The IL&FS, Dewan Housing, Zee debt paper fiascoes in the last one year have cast a serious spell of doubt and fragility about the rating agencies. Regulators have sought more information from rating companies on rating qualities, processes, and conflicts of interests.
A credit rating agency is a company that assigns credit ratings, which rate a debtor's ability to pay back debt by making timely principal and interest payments and the likelihood of default.
Credit rating agencies in India do not have a distant past. They came into existence in the second half of the 1980s. As of now, there are six credit rating agencies registered under SEBI namely, CRISIL, ICRA, CARE, Acuité Ratings and Research, Fitch India and Brickwork Ratings.

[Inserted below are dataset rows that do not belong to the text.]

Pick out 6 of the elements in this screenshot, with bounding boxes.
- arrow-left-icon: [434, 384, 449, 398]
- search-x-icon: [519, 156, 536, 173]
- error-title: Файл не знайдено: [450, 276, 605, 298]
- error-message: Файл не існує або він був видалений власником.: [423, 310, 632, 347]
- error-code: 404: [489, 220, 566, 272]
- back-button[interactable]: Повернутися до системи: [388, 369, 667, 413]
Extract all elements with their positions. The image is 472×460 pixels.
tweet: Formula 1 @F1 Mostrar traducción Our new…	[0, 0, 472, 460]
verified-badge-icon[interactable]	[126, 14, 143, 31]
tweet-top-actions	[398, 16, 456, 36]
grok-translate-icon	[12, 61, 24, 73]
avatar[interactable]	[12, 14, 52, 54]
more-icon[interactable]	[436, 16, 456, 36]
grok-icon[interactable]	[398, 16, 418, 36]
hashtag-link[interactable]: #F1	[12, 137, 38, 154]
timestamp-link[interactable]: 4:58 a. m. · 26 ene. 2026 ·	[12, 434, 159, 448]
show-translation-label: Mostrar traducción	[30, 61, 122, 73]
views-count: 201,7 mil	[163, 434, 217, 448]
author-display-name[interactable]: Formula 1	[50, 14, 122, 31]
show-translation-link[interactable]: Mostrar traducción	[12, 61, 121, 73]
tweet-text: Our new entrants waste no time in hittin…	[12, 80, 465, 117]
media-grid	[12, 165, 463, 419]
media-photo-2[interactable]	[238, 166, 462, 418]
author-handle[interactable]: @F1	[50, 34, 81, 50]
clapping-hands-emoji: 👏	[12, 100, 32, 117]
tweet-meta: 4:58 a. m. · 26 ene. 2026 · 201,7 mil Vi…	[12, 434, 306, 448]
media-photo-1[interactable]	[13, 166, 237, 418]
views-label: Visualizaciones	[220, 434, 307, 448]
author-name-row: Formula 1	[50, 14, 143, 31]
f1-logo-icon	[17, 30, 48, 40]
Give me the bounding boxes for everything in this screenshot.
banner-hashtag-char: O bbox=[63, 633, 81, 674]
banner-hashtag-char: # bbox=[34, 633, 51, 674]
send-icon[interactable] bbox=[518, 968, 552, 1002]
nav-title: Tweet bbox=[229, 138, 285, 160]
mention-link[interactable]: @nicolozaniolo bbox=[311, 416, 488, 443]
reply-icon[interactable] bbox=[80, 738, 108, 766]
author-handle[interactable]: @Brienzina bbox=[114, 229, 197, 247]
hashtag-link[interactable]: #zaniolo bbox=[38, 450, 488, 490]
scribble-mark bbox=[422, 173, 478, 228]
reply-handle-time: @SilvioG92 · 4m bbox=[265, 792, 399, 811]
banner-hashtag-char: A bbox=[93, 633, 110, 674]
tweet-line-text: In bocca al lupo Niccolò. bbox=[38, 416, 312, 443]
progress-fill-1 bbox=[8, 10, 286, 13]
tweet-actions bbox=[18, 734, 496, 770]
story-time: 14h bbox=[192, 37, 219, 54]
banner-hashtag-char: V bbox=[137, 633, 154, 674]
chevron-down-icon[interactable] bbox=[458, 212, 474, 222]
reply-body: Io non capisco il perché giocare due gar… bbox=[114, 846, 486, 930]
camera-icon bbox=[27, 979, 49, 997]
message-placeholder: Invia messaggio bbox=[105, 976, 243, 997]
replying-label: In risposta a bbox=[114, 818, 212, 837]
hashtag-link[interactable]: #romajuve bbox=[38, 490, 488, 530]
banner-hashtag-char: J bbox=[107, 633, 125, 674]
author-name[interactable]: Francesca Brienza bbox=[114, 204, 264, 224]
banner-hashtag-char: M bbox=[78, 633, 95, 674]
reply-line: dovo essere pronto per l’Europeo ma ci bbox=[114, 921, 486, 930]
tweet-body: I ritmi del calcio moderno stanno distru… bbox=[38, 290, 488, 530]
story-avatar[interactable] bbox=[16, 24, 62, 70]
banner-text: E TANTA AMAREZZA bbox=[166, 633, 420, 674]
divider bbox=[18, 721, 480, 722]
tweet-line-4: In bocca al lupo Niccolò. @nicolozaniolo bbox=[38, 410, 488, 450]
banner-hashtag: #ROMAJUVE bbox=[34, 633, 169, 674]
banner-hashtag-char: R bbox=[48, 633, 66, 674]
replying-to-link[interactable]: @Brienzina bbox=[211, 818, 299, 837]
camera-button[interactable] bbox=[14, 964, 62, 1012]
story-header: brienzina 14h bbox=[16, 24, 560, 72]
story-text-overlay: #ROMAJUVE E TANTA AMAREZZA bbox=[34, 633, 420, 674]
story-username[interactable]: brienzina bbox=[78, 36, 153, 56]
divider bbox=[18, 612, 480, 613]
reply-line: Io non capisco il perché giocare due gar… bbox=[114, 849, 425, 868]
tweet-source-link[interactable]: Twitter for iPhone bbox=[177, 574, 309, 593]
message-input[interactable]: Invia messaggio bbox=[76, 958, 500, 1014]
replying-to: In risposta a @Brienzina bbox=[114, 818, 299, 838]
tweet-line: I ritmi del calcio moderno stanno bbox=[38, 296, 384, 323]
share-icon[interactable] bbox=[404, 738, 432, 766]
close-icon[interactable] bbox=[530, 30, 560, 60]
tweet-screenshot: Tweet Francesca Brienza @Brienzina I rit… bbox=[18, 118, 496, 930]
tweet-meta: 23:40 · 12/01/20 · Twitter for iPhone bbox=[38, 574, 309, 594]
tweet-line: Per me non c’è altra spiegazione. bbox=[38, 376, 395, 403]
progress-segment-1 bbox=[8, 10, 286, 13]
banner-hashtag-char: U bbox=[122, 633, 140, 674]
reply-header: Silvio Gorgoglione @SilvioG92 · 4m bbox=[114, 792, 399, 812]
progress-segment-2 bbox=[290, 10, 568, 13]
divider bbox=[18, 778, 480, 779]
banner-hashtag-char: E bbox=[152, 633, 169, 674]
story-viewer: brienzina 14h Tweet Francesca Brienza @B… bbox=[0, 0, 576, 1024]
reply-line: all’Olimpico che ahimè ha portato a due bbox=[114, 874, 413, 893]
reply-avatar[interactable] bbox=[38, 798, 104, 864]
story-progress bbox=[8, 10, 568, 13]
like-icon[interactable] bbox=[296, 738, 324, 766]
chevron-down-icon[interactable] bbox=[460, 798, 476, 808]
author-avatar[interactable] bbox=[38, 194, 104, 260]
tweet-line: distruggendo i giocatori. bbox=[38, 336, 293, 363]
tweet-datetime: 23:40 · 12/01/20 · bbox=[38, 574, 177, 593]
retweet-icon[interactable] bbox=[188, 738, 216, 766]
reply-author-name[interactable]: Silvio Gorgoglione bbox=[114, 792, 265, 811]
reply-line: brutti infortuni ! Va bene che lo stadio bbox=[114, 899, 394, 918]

Ratings provided by these agencies determine the nature and integrals of the loan. Higher the credit rating, lower is the rate of interest offered to the organisation.
Institutions like mutual funds, insurance, and pension funds are left in lurch with their debt assets suddenly downgraded steeply lead to a fall in value.

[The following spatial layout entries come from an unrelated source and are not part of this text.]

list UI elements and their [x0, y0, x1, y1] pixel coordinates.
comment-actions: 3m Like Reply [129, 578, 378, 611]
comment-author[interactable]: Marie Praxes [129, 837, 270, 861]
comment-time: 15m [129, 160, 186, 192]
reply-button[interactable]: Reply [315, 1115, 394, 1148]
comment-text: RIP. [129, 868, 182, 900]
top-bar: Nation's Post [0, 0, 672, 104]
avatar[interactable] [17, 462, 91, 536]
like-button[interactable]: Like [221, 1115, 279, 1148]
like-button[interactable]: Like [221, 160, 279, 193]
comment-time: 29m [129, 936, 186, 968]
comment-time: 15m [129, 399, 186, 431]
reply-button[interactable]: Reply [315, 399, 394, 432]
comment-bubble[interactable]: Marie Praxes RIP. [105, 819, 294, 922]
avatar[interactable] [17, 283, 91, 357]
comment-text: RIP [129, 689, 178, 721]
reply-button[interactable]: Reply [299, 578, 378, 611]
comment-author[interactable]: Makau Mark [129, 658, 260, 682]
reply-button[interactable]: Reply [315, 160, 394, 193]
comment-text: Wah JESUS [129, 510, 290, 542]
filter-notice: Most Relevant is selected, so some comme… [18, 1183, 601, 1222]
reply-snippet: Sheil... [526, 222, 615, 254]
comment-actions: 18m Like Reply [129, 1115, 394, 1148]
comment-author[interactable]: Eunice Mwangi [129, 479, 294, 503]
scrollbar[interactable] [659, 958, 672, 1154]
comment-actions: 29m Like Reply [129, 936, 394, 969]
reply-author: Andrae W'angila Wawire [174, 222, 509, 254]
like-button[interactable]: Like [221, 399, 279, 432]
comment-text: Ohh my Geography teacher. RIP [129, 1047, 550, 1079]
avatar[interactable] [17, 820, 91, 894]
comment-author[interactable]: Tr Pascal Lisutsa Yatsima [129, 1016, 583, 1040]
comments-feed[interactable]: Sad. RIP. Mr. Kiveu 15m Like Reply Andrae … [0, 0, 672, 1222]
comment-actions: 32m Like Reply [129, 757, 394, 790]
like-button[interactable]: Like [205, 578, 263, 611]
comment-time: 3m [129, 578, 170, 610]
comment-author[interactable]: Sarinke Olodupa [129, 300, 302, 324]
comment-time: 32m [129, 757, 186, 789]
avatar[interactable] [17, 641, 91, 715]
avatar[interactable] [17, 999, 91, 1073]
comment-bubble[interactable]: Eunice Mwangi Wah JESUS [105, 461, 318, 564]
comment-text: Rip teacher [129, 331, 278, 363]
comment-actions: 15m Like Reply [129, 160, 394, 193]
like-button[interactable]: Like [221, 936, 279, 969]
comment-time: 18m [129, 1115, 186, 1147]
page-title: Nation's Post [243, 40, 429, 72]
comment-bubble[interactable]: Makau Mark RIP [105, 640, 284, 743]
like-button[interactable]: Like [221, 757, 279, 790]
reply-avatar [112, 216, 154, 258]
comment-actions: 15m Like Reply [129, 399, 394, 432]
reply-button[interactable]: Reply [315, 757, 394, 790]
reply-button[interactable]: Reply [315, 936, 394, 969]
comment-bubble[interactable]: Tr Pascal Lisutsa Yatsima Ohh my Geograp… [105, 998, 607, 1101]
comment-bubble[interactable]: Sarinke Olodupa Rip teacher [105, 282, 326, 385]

In September 2018, CARE downgraded ILFS Non-convertible debentures of Rs 9641.94 crore downgraded from 'AA+' to 'BB'.Debt instruments with 'AA' rating are considered to have a high degree of safety whereas Debt instruments with 'BB" rating are considered to have a moderate risk of default. ILFS
Commercial Paper (CPs) issue aggregating Rs 2,500 crore was steeply downgraded from 'A1+' to 'A4' by CARE.NCD of Dewan downgraded from CARE A to CARE BBB minus in May 2019.
Such sudden rating downgrade action flags the credibility issue of raters and whether they have continuous transparent financial information from the debt issuer.
The entire mutual fund industry and institutions like insurance and pension funds depend on debt ratings for their total debt portfolios. SEBI has been concerned for long as to why mutual funds have no back up in-house rating department for independent vetting of the ratings received from agencies, said a former Deputy General Manager of SEBI who worked in its mutual fund department.
On public fora, whenever called upon to clarify their stands on in-house rating systems, mutual funds are not seen forthcoming with precise replies.
The onslaught of sudden downgrades of rated papers has made mutual funds suffer earlier in Global Liquidity crisis of 2008 when they approached SEBI for non-saleable short term debt papers. That time SEBI stepped in for higher flexibility in debt paper valuations, on a temporary basis, of more than 300 basis points to help reflect the current value of debt holdings for mutual funds, said the ex-SEBI official. Further RBI had to help mutual funds providing a borrowing window of Rs 20,000 crores to help tide over panic redemptions, said the official.
The problem of rating agency credibility and its use by fund managers rubs deeper when one looks at the conflict of interest. Rating agencies are paid by debt issuer corporate like ILFS, Dewan and other corporate for the rating exercise.
There are credible murmurs in the industry that this allows corporate to do rating shopping where the rating mandate goes to the agency giving highest rating. If true, it appears a backstage manipulation of rating.
Buzz is that RBI-SEBI coordination committee has set out to examine whether the rating agency should choose the only subscriber pays model from the issuer-pays model.
It is imperative for rating agencies to address their internal conflicts on their own also. Rating agencies are the conscience keepers of debt issuance quality, if that comes under cloud, the entire debt market asset management is under risk that includes FIIs buying debt, the mutual funds, insurance funds, and pension funds.
Rating agencies are not sales organisations that should have annual targets of how many debt papers were rated in terms of volumes. Rating agencies should rather look at the quality and credibility of their rating judgments that would their subscriber base in the long run.